How to fall-proof your Medicare consumers
How to fall-proof your Medicare consumers
Lahey Clinic program reduces hip fracture risk
Each time a Medicare enrollee of the Burlington, MA-based Lahey Clinic suffers a hip fracture, the facility is at risk for $35,000 worth of treatment — just for openers. The odds of full recovery from a hip fracture are only one out of four, notes the clinic’s 1998 Quality Report. This is why Linnea Briand, MEd, PT, Lahey’s manager of rehabilitation services recently converted the findings from fall prevention studies into the clinic’s Fall Risk Reduction Program (FRRP).
The FRRP is one of more than 25 programs in Lahey’s Accelerating Clinical Improvement project designed to rapidly convert science into patient care improvements. Nearing completion of the first phase, the FRRP shows fall-risk reduction among 94% of its participants. (For key studies behind the FRRP, see "Need More Information?" p. 166.)
Lahey’s geriatric task force facilitated design and implementation of the FRRP. Task force members include physicians, physical therapists, nurses, pharmacists, dietitians, administrators, and a statistician.
Early detection and consumer-friendly fixes
Many people go into the FRRP from Lahey’s orientation sessions for the capitated Medicare plan. Consumers answer questionnaires which cover many of the mobility issues cited below as red flags.
Briand admits that the FRRP was a little too zealous in its initial attempts at early detection. "It made people nervous when we pulled them aside in the orientation program and sent them to PT [physical therapy] for an evaluation," Briand observes. "Now we wait and call them at home after the fact."
The other FRRP entry point is referral through the general internal medicine outpatient clinic. Briand taught the clinic’s providers and ancillary staff to make same-day PT referrals directly from the examining rooms when they identify fall-risk red flags such as:
o Inability to talk while walking due to intense concentration on balance — the "walkie-talkie test" as Briand calls it.

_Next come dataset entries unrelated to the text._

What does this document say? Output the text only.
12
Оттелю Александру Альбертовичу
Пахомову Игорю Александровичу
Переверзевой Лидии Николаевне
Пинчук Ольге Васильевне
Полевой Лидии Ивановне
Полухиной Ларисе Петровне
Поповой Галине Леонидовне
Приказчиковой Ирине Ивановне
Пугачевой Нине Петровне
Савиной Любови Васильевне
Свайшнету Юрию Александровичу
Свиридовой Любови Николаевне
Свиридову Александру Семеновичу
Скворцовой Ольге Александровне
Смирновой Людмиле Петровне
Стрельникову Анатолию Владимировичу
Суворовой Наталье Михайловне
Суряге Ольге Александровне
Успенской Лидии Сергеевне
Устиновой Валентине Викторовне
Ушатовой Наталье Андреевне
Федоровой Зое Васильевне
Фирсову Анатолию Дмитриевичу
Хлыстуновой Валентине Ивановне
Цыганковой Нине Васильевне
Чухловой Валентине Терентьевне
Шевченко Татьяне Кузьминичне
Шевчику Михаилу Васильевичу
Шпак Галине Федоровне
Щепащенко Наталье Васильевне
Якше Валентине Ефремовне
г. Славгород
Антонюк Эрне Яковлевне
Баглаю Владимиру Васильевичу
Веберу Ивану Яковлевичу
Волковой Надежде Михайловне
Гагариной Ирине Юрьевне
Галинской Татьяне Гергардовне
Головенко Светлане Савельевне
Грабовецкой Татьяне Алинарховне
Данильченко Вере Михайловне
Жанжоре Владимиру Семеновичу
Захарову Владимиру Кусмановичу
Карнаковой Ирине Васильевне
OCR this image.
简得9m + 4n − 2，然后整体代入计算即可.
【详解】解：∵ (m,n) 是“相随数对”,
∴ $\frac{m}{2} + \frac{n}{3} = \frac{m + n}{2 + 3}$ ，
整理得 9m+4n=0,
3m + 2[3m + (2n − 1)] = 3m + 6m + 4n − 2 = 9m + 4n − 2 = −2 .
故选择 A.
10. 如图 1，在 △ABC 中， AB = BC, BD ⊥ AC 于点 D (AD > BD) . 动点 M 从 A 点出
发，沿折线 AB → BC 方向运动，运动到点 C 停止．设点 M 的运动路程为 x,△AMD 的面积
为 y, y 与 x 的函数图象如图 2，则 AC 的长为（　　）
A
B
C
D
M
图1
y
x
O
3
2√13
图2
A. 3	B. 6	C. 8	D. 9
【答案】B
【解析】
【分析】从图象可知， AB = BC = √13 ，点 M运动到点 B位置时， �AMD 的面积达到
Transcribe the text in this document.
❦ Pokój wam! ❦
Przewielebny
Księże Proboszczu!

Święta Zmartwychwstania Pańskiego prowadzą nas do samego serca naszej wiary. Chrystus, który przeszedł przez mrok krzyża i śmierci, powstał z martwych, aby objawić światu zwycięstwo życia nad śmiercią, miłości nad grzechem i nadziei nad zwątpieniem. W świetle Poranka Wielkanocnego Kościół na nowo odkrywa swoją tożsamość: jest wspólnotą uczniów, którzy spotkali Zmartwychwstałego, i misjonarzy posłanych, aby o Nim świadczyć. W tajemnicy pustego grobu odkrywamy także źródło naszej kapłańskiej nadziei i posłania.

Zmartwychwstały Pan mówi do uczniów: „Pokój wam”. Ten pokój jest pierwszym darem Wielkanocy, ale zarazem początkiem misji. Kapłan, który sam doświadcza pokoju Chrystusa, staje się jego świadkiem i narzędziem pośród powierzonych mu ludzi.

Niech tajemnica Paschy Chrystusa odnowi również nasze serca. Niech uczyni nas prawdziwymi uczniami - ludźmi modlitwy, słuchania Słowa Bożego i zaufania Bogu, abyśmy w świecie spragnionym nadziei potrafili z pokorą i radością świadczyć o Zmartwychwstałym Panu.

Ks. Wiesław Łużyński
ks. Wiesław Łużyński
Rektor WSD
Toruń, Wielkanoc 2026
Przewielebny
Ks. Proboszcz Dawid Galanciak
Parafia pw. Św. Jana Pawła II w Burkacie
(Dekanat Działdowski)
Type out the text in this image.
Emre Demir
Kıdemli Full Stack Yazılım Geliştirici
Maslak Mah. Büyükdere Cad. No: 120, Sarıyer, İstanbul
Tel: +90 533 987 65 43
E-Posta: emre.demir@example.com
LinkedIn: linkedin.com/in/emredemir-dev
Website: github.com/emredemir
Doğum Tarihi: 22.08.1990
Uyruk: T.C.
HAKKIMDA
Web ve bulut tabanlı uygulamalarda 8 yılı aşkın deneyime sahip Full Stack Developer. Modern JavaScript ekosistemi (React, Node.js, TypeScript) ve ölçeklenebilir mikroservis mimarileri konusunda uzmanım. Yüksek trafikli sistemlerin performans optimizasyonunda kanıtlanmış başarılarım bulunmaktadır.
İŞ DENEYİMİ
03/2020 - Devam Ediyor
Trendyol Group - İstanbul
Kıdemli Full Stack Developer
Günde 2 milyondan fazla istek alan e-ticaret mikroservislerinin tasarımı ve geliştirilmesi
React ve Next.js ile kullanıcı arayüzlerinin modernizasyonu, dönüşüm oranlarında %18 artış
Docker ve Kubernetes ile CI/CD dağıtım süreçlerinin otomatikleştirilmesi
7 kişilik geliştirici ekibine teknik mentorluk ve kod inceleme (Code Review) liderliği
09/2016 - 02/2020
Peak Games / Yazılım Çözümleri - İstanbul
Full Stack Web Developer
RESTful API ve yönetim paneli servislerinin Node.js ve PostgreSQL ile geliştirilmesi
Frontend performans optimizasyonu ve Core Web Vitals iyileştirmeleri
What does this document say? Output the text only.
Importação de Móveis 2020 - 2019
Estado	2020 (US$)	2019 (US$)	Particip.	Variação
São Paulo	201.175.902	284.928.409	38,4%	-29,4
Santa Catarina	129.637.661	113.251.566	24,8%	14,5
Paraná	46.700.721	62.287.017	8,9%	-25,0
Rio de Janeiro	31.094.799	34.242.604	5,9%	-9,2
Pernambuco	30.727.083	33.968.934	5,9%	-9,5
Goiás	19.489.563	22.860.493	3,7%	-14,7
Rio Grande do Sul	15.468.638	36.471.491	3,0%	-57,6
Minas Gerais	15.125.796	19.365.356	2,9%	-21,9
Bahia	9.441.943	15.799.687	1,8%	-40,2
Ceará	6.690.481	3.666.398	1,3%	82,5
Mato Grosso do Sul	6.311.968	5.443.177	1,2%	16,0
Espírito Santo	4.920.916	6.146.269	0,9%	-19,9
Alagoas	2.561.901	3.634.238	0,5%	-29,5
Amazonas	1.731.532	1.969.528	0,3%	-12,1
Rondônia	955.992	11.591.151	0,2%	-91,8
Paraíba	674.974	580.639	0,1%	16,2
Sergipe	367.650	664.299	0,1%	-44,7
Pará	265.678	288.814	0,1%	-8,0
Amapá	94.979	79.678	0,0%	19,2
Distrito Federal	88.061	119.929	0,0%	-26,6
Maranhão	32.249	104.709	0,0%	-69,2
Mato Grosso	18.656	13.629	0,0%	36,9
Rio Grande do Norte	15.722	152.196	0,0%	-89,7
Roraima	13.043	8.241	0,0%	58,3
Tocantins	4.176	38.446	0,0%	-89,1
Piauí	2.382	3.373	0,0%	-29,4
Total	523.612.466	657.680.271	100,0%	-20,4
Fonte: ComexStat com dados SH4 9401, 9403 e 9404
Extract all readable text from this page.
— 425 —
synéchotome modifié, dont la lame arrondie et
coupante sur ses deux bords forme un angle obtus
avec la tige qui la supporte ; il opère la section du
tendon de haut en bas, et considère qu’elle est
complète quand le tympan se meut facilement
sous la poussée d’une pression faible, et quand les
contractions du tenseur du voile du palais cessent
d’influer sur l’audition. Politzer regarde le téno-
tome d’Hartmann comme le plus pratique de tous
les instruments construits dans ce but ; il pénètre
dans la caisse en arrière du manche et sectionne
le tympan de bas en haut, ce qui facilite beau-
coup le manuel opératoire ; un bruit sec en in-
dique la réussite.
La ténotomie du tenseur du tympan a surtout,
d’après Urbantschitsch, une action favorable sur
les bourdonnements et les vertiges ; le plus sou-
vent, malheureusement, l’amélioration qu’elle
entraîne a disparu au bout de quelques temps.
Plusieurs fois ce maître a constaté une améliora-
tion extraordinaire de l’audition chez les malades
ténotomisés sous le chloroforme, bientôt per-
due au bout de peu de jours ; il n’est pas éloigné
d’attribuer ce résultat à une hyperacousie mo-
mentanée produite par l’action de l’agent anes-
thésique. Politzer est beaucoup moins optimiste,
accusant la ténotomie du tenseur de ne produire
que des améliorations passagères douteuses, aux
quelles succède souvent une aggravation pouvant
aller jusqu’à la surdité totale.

o Fall in the recent past.
o Recent dependence on an assistive device like a cane or walker. "Often people just start using a cane they get from someone," Briand explains, "and it isn’t the right size or they’re not trained in its usage."
o Difficulty in walking.
In PT, the evaluation consists of a Tinetti test. (See p. 166, "Tinetti Assessment Tool: Balance Tests.") Risk ratings and recommended interventions are based on a normal Tinetti score of 28 points: low fall risk, 20 to 24 points; intervention, ongoing outpatient PT to improve balance and strength, and high risk, 19 or lower; intervention, in-home PT. Why in-home PT? "Some people are so compromised," explains Briand, "that we don’t want them trucking to our facility for therapy."
For the in-home component, an FRRP liaison arranges a plan with an affiliated home care agency. Lahey’s staff has trained home care providers to administer the Tinetti, conduct home safety assessments, and suggest remedies. Throw rugs and dim stairway lighting, for instance, are hazards to a person with dizziness or unsteady balance. To date, 17 of the 24 home-based consumers have improved their Tinetti scores.
Program is a keeper’
Although it’s too early for statistically valid outcome data, all indications tag the FRRP as a keeper. The average number of visits, both home care and outpatient, is 12 per participant. The geriatric task force’s statistician is currently calculating first-phase cost savings.
Of the program’s first 78 participants, post-intervention Tinetti scores are available on 34; 94%, or 32, have improved scores. In fact, the FRRP is so promising that it will eventually be implemented in Lahey’s affiliated medical group practices and inpatient institutions.
(For individual improvement scores see graph, "Pre- and Post-Tinetti Scores for 34 Patients with Complete Follow-up," p. 166.)
In launching the FRRP, Briand has made discoveries about all of its "customer" bases.
o Providers and consumers like the convenience of same-day PT referrals. For low-risk consumers, interventions involve little more than a brief educational discussion, home exercise plan and a post-intervention Tinetti on a future appointment.
o Consumers appreciate the personal touch. When somebody from the FRRP makes a post-orientation call to suggest FRRP enrollment, Briand says, "patients tell us they like knowing that somebody is paying attention to them and cares enough to call back."
o The FRRP team has learned not to expect full compliance with either the outpatient or in-home interventions. "Some people just tell us that they’ll never stay on an exercise program," notes Briand. In those instances, risk-reduction interventions don’t work.
Briand also discovered the wisdom of simplified data collection. "I stopped doing a long phone survey two months after the initial appointment. I gathered four or five sheets on each patient," Briand notes, "but it was impossible to keep up with the tracking." Now she posts her follow-up information on one sheet. (See copy of the one-sheet "Fall Reduction Tracking Form," p. 165.)